Все были заняты делом; я взял перо и чернильницу и стал писать.
- Ну, - сказал я, - кто лучше напишет? и я с вами...
Я начал повесть, напечатанную в 4-й книжке "Ясной Поляны", и написал первую страницу. Всякий, не предупрежденный человек, имеющий чувство художественности и народности, прочтя эту первую, писанную мною, и следующие страницы повести, писанные самими учениками, отличит эту страницу от других, как муху в молоке, - так она фальшива, искусственна и написана таким плохим языком. Надо заметить, что в первоначальном виде она была еще более уродливая и много исправлена благодаря указанию учеников.
Федька из-за своей тетрадки все поглядывал на меня и, встретившись с моими глазами, улыбаясь, подмигивал и говорил: "пиши; пиши, я те задам". Его, видимо, занимало, как большой тоже сочиняет. Кончив свое писание хуже и скорее обыкновенного, он взлез на спинку моего кресла и стал читать из-за плеча. Я не мог уже продолжать. Другие подошли к нам, и я прочел им вслух написанное: им не понравилось, никто не похвалил. Мне было совестно и, чтобы успокоить свое литературное самолюбие, я стал рассказывать им свой план последующего. По мере того, как я рассказывал, я увлекался, поправлялся, и они стали подсказывать мне: кто говорил, что старик этот будет колдун; кто говорил: нет, не надо, он будет просто солдат; нет, лучше пускай он их обокрадет; нет, это будет не к пословице и т. п., говорили они.
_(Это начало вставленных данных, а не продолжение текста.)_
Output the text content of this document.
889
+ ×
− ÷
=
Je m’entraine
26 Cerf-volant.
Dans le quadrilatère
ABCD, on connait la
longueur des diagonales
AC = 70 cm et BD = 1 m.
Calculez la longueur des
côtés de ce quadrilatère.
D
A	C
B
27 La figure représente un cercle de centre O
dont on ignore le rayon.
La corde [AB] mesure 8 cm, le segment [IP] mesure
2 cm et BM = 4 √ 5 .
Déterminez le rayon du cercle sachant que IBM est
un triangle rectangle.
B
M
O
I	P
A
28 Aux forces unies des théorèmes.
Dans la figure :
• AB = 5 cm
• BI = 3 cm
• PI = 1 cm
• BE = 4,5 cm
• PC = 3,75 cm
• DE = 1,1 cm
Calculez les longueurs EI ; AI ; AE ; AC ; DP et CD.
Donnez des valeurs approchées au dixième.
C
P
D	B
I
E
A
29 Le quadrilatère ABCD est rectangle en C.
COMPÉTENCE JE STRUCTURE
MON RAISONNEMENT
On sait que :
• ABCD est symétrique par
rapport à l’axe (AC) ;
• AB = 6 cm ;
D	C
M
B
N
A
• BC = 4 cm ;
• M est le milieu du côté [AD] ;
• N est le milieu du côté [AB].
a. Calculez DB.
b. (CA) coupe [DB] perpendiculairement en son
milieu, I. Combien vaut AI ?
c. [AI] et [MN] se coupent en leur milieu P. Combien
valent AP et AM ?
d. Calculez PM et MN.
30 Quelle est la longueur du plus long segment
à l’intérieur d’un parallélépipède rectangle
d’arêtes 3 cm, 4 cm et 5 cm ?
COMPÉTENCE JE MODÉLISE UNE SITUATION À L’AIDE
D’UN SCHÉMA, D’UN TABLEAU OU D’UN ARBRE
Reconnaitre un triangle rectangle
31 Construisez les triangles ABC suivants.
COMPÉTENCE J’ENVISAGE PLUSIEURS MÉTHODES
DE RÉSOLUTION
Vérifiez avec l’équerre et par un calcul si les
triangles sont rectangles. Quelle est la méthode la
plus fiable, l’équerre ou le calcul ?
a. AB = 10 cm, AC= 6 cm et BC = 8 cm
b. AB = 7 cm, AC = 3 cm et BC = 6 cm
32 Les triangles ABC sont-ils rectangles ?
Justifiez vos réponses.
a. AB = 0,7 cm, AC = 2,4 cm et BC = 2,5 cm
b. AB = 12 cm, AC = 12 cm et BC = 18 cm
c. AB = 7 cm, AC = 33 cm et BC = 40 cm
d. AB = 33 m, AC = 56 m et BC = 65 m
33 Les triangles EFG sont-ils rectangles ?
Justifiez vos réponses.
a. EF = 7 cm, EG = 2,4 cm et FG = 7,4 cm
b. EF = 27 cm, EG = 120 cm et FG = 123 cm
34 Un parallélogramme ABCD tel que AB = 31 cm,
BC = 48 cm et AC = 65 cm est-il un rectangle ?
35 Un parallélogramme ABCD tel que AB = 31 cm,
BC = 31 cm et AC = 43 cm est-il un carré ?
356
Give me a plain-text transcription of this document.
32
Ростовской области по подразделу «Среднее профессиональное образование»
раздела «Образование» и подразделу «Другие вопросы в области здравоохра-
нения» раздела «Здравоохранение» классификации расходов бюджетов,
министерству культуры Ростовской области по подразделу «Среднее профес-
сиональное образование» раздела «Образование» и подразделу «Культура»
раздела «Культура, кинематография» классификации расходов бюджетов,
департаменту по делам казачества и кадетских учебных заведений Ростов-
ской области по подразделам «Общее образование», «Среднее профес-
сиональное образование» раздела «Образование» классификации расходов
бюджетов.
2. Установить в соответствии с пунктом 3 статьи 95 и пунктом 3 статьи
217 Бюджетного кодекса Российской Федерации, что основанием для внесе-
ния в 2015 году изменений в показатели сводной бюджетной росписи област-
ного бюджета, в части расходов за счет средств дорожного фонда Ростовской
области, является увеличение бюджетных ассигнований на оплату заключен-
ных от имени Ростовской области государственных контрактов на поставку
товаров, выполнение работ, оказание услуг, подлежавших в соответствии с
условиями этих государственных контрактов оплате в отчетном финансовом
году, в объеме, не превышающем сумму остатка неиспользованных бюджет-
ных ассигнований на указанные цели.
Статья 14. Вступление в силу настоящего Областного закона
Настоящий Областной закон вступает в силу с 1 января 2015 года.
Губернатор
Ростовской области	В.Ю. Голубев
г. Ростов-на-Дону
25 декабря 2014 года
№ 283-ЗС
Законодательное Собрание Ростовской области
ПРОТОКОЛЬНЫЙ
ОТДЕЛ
Все были чрезвычайно заинтересованы. Для них, видимо, было ново и увлекательно присутствовать при процессе сочинительства и участвовать в нем. Суждения их были большей частью одинаковы и верны, как в самой постройке повести, так и в самых подробностях и характеристиках лиц. Все принимали участие в сочинительстве; но с самого начала в особенности резко выделились положительный Семка - резкою художественностью описания, и Федька верностью поэтических представлений и в особенности пылкостью и поспешностью воображения. Требования их были до такой степени неслучайны и определенны, что не раз я начинал с ними спорить и должен был уступать. У меня крепко сидели в голове требования правильности постройки и верности отношения мысли пословицы к повести; у них, напротив, были только требования художественной правды. Я хотел, например, чтобы мужик, взявший в дом старика, сам бы раскаялся в своем добром деле, - они считали это невозможным и создали сварливую бабу. Я говорил: мужику стало сначала жалко старика, а потом хлеба жалко стало. Федька отвечал, что это будет нескладно: "он с первого начала бабы не послушался, и после уж не покорится".